Lo scenario fin qui descritto dovrebbe essere di aiuto per intraprendere le seguenti strade:

  1. L’atteggiamento amichevole delle banche centrali occidentali, volte a migliorare il tasso di occupazione dovrebbe contribuire alla presenza nel lungo termine di rendimenti reali negativi sulla parte obbligazionaria a tasso fisso. Nasce da qui la necessità di privilegiare i titoli legati all’inflazione per quella parte da destinare alla parte lunga della curva. Le incertezze presenti sulla dinamica dei prezzi futuri, inoltre, obbliga a tenere una buona dose di liquidità su titoli con vita media non superiore ai tre anni. Se a questo aggiungiamo le problematiche legate alla precarietà dei paesi Piigs, che in alcuni casi hanno alzato già bandiera bianca, chiedendo aiuto all’esterno dell’Ue (vedi Cina anche se non in modo ufficiale), resta doveroso scegliere prevalentemente all’interno di rating a tripla A.
  2. Fino ad oggi l’obiettivo delle banche centrali era stato quello di rivalutare gli asset (in particolar modo materie prime) al fine di scongiurare la deflazione. Questa problematica sembra adesso invertire la rotta. Un’obiettivo quindi sarà quello di riequilibrare la forbice creatasi tra materie prime e altri asset, come quello azionario e soprattutto immobiliare, ancora a livelli piuttosto depressi. Quest’ultimi due rappresentano una chiave importante al fine di rianimare i consumi che da tempo sono su livelli anemici. Al momento non mi interessa tanto se le autorità riusciranno in questo. Piuttosto mi accontento di sapere che nella complessità, il mercato delle materie prime potrebbe avere delle avversità proprio da coloro che per primi hanno contribuito al rally degli ultimi 24 mesi.
  3. I segnali avvenuti in questi giorni sui mercati azionari occidentali è una conferma di quanto rimanga ancora amichevole l’atteggiamento delle banche centrali. In particolar modo, l’Eurostoxx è riuscito a riportarsi sopra ai massimi dall’aprile 2010, grazie, questa volta, all’apporto del settore più trascurato come quello bancario, che comunque rimarrà per lungo tempo fra i più fragili, a causa delle forti incognite che lo caratterizzano e delle prospettive sul mercato immobiliare ancora poco rassicuranti nel lungo periodo. Ciò non impedisce, al fine di equilibrare meglio un portafoglio azionario, di poter fare un’accurata selezione all’interno del settore. Segnali di ulteriore forza, provengono invece dal comparto tecnologico. Il Nasdaq 100 addirittura ha superato i massimi del 2007. Su questo comparto credo che si possano nascondere ancora le migliori opportunità, soprattutto sul lungo periodo.

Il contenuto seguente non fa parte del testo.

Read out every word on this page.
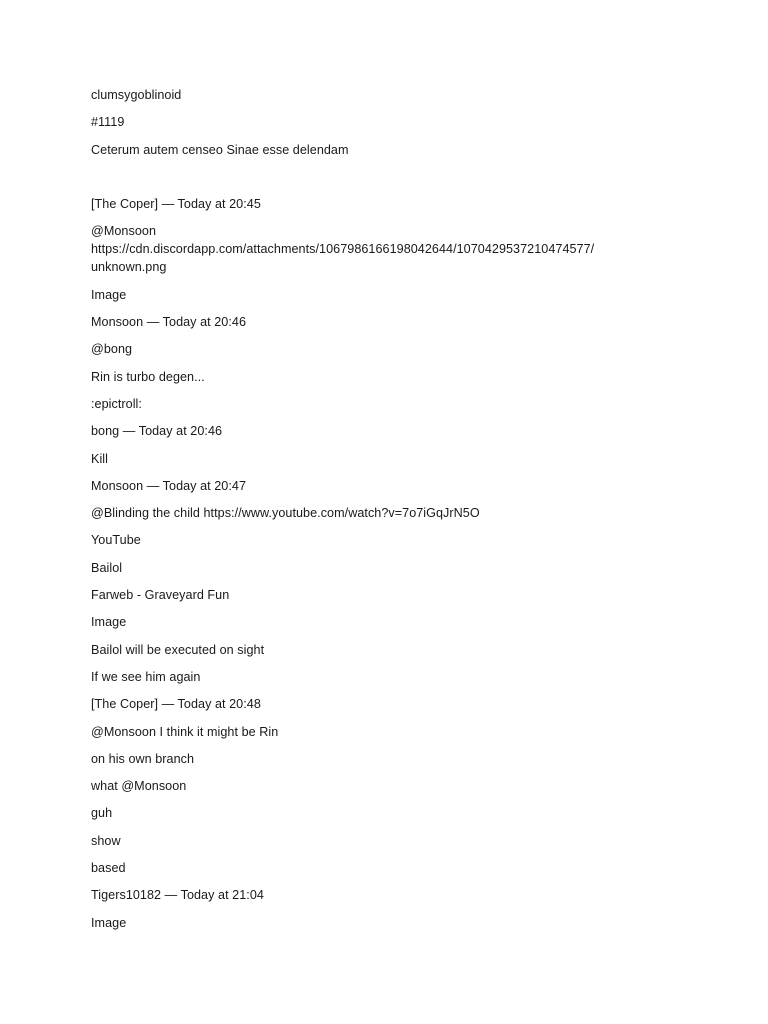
clumsygoblinoid
#1119
Ceterum autem censeo Sinae esse delendam
[The Coper] — Today at 20:45
@Monsoon
https://cdn.discordapp.com/attachments/1067986166198042644/1070429537210474577/
unknown.png
Image
Monsoon — Today at 20:46
@bong
Rin is turbo degen...
:epictroll:
bong — Today at 20:46
Kill
Monsoon — Today at 20:47
@Blinding the child https://www.youtube.com/watch?v=7o7iGqJrN5O
YouTube
Bailol
Farweb - Graveyard Fun
Image
Bailol will be executed on sight
If we see him again
[The Coper] — Today at 20:48
@Monsoon I think it might be Rin
on his own branch
what @Monsoon
guh
show
based
Tigers10182 — Today at 21:04
Image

Anche in questo caso la scelta dei titoli sarà determinante, in quanto all’interno vi sono molti settori fra di essi scorrelati: energia alternativa, internet & co, smartphone e biotech, settori dei quali altri indici sono piuttosto avari. Nel complesso i mercati anglosassoni sembrano quelli con le carte migliori, con l’apporto del Dax che trova comunque resistenze non trascurabili nell’area 7100/7150.